The longtime Purdue University professor won the third Dreyfus Prize in the chemical sciences in 2013 for research that advanced the field of chemical instrumentation. Cooks was nominated for his impact in instrumentation development and mass spectrometry, a technique of identifying compounds in complex mixtures. Potential applications include medical diagnosis, explosives detection and chemical fingerprinting such as that featured on the television program “CSI: Crime Scene Investigation.”
Cooks will give a free, public talk, Mass Spectrometry for Chemical Synthesis and On-site Analysis,” at 2 p.m. May 4 in Gheens Science Hall and Rauch Planetarium on the Belknap Campus.
UofL’s Chemistry Graduate Student Association sponsors the annual distinguished lecturer series with Clariant.
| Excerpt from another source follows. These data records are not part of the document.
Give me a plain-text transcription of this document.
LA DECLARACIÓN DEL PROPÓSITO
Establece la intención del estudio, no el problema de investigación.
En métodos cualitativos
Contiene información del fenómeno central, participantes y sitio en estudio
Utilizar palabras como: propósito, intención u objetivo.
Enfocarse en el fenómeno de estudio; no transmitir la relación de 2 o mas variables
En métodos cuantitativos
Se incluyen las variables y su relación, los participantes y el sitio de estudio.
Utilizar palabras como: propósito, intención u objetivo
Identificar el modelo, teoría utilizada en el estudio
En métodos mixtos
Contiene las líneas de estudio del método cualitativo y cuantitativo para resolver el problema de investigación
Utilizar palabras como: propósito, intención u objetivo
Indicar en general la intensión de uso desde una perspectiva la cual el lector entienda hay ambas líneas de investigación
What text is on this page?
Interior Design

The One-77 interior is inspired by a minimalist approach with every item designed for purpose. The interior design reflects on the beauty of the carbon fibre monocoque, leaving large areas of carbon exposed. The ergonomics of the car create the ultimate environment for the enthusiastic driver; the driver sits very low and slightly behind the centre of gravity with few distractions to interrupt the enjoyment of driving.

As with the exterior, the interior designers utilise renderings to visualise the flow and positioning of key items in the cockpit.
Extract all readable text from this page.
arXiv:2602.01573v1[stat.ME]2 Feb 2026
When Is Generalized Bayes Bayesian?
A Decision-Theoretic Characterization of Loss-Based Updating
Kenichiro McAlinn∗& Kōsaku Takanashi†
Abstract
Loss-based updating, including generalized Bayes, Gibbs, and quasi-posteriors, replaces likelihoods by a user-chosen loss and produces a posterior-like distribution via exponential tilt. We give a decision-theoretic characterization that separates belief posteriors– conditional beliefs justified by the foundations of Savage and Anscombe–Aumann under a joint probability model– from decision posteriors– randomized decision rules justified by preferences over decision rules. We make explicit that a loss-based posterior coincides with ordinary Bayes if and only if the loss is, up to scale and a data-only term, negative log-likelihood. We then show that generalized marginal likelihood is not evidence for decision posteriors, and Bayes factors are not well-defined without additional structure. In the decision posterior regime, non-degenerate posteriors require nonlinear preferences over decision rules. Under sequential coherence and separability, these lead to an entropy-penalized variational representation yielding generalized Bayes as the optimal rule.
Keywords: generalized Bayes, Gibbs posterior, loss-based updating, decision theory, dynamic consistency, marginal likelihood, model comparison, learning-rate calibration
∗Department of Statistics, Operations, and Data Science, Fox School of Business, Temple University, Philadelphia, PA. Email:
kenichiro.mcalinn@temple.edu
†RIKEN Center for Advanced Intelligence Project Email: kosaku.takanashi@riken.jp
Cooks is the Henry Hass distinguished professor of analytical chemistry at Purdue, where he has worked since 1976. A fellow of the American Academy of Arts and Sciences, he has received many awards including top prizes from the American Chemical Society and the Royal Society of Chemists. He earned doctoral degrees from Cambridge University and from University of Natal in South Africa.
Cooks’ more scientifically oriented talk about possible sources of a fundamental property of biological molecules — “Homochirality and Origins” — will begin at 1:30 p.m. May 5, also in Gheens Science Hall and Rauch Planetarium.